This brings up an interesting problem with inductive arguments I’ve never thought of: how does one prove a base case is a sufficient starting point for induction? In the horse example, we know there can be groups of multi-colored horses so our intuition guides us to a counter example, but it seems like a detail like that could easily be overlooked for something more complicated.
You have to find the minimal case where the inductive invariant is valid. In this case when the horses are separated into two groups, A and B, the assumption is that their intersection is non-empty (A ∩ B ≠ ∅). Because only in the case where the intersection is non-empty can we apply transitivity of equality to conclude that their union (A ⋃ B) satisfies what we are trying to prove. But as the article argues this fails for a very simple counter-example where A and B are non-empty but their intersection is empty.
Sorry, this answer is confusing. The base case just needs to have the property you want to prove. The induction step does all of the heavy lifting to go from n to n+1. In this case, the induction step fails, because it cannot go from 1 to 2. Simple as that.
You explain how the induction step works. That step from n to n + 1 only works for n > 1. But 2 is not a proper base case. 3 is neither. Actually, the only potential base cases are 0 or 1.
So the proper explanation why this argument doesn’t work is that the potential base cases are not covered by the induction step. And not that “the real base case is 2”.
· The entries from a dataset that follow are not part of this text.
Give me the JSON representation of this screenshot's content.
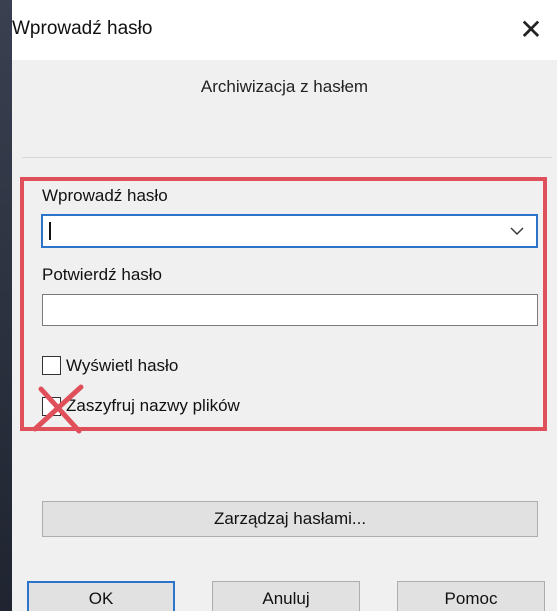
{
  "window": {
    "title": "Wprowadź hasło",
    "close_glyph": "✕"
  },
  "subtitle": "Archiwizacja z hasłem",
  "password": {
    "label": "Wprowadź hasło",
    "value": ""
  },
  "confirm": {
    "label": "Potwierdź hasło",
    "value": ""
  },
  "show_password": {
    "label": "Wyświetl hasło",
    "checked": false
  },
  "encrypt_names": {
    "label": "Zaszyfruj nazwy plików",
    "checked": false
  },
  "manage_button": "Zarządzaj hasłami...",
  "buttons": {
    "ok": "OK",
    "cancel": "Anuluj",
    "help": "Pomoc"
  },
  "colors": {
    "highlight_border": "#e0505a",
    "focus_blue": "#2b74c9",
    "cross_red": "#e0505a"
  },
  "icons": {
    "close": "close-icon",
    "dropdown": "chevron-down-icon",
    "annotation": "red-cross-mark-icon"
  }
}
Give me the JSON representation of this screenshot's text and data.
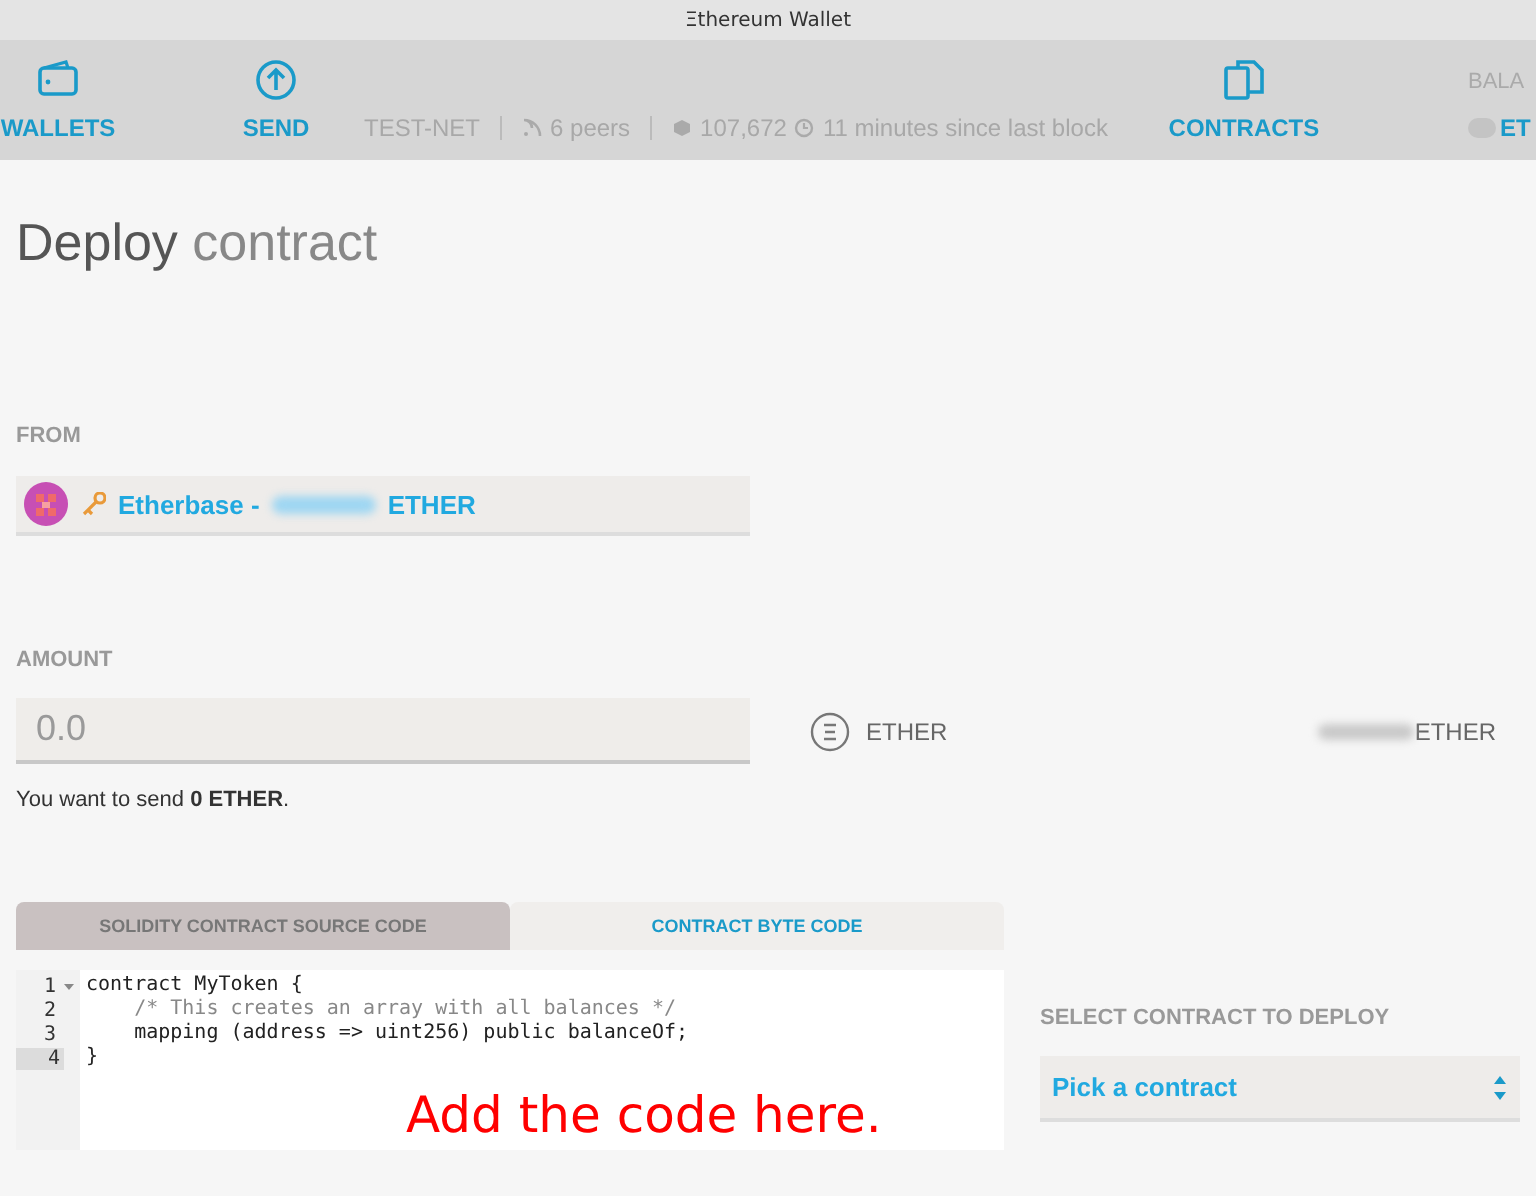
{
  "window": {
    "title": "Ξthereum Wallet"
  },
  "nav": [
    {
      "label": "WALLETS"
    },
    {
      "label": "SEND"
    },
    {
      "label": "CONTRACTS"
    }
  ],
  "status": {
    "network": "TEST-NET",
    "peers": "6 peers",
    "block": "107,672",
    "time": "11 minutes since last block"
  },
  "balance": {
    "label": "BALA",
    "unit": "ET"
  },
  "heading": "**Deploy** contract",
  "from": {
    "label": "FROM",
    "account": "Etherbase -",
    "unit": "ETHER"
  },
  "amount": {
    "label": "AMOUNT",
    "placeholder": "0.0",
    "currency": "ETHER",
    "balance_unit": "ETHER",
    "summary": "You want to send **0 ETHER**."
  },
  "tabs": [
    {
      "label": "SOLIDITY CONTRACT SOURCE CODE",
      "selected": true
    },
    {
      "label": "CONTRACT BYTE CODE",
      "selected": false
    }
  ],
  "editor": {
    "lines": [
      {
        "number": "1",
        "kind": "code",
        "text": "contract MyToken {",
        "fold": true,
        "selected": false
      },
      {
        "number": "2",
        "kind": "comment",
        "text": "    /* This creates an array with all balances */",
        "fold": false,
        "selected": false
      },
      {
        "number": "3",
        "kind": "code",
        "text": "    mapping (address => uint256) public balanceOf;",
        "fold": false,
        "selected": false
      },
      {
        "number": "4",
        "kind": "code",
        "text": "}",
        "fold": false,
        "selected": true
      }
    ]
  },
  "annotation": "Add the code here.",
  "deploy": {
    "label": "SELECT CONTRACT TO DEPLOY",
    "value": "Pick a contract"
  }
}
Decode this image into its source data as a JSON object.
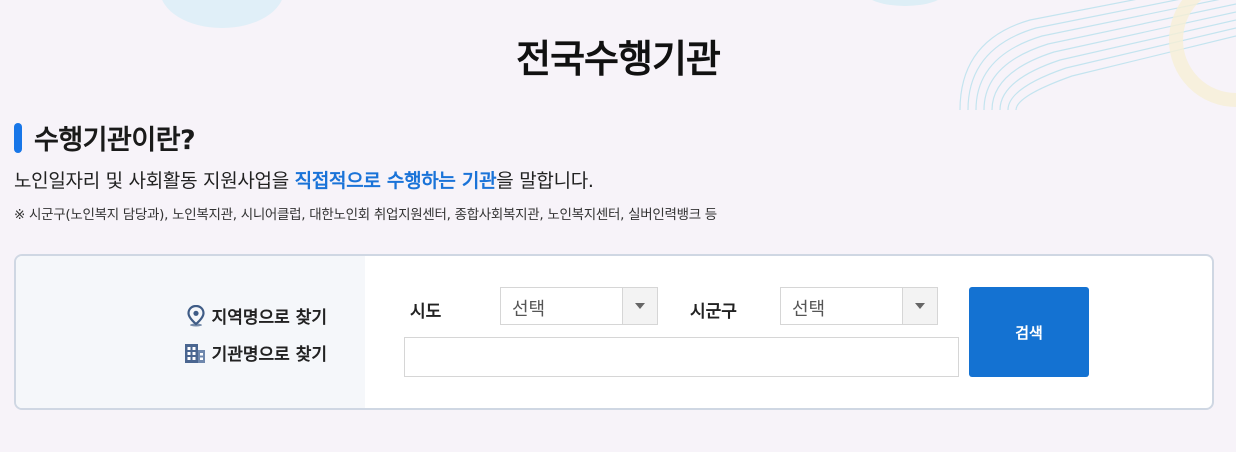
{
  "page": {
    "title": "전국수행기관"
  },
  "section": {
    "title": "수행기관이란?",
    "desc_before": "노인일자리 및 사회활동 지원사업을 ",
    "desc_highlight": "직접적으로 수행하는 기관",
    "desc_after": "을 말합니다.",
    "note": "※ 시군구(노인복지 담당과), 노인복지관, 시니어클럽, 대한노인회 취업지원센터, 종합사회복지관, 노인복지센터, 실버인력뱅크 등"
  },
  "search": {
    "mode_region": "지역명으로 찾기",
    "mode_agency": "기관명으로 찾기",
    "sido_label": "시도",
    "sido_value": "선택",
    "sigungu_label": "시군구",
    "sigungu_value": "선택",
    "keyword_value": "",
    "button_label": "검색"
  },
  "icons": {
    "region": "location-pin-icon",
    "agency": "building-icon",
    "dropdown": "caret-down-icon"
  },
  "colors": {
    "accent": "#1876e8",
    "highlight": "#1a73d8",
    "button": "#1472d2",
    "background": "#f7f3f9"
  }
}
Actually, now that I have explained the argument I realize it has nothing to do with induction. The logic of the argument is unrelated to induction, it's simply about functions that take constant values on some sets and what is required to extend a function to a larger set and conclude that it is constant on the larger set.
Your argument still explains the induction step. In the end, P[n] => P[n+1] is just a statement that has “nothing to do with induction” once it is formed.
You have obviously the right intuition about induction, but I think you are confused about its exact nature.
In your induction you start by "Consider a set of n+1 horse" then conclude "By the inductive hypothesis, all of the n remaining horses are the same color".
You did the induction in the wrong direction.
"We can agree to disagree" is not a valid mathematical in my opinion. At least one of us is wrong (and maybe we are both wrong).
Any example is a base case that is sufficient for starting an inductive truth, as long as it is covered in your inductive rule.
The actual error is is a logic error in the proof of the inductive rules that takes a logical step that only holds for n>=2 but doesn't acknowledge that condition. If that logical step is done properly and the condition made explicit, it is clear that a base case of n=1 won't prove anything with that inductive rule that only applies to n>=2.
You don't have to. See my top level comment. In short, you have to strengthen your goal in order to have a strong enough inductive hypothesis to prove anything. E.g., instead of "picking a base case" that's sufficient, you work the base case into the goal, like n >= 2 -> P(n). Then you do the base case as part of a branch in the inductive step, without using your inductive hypothesis.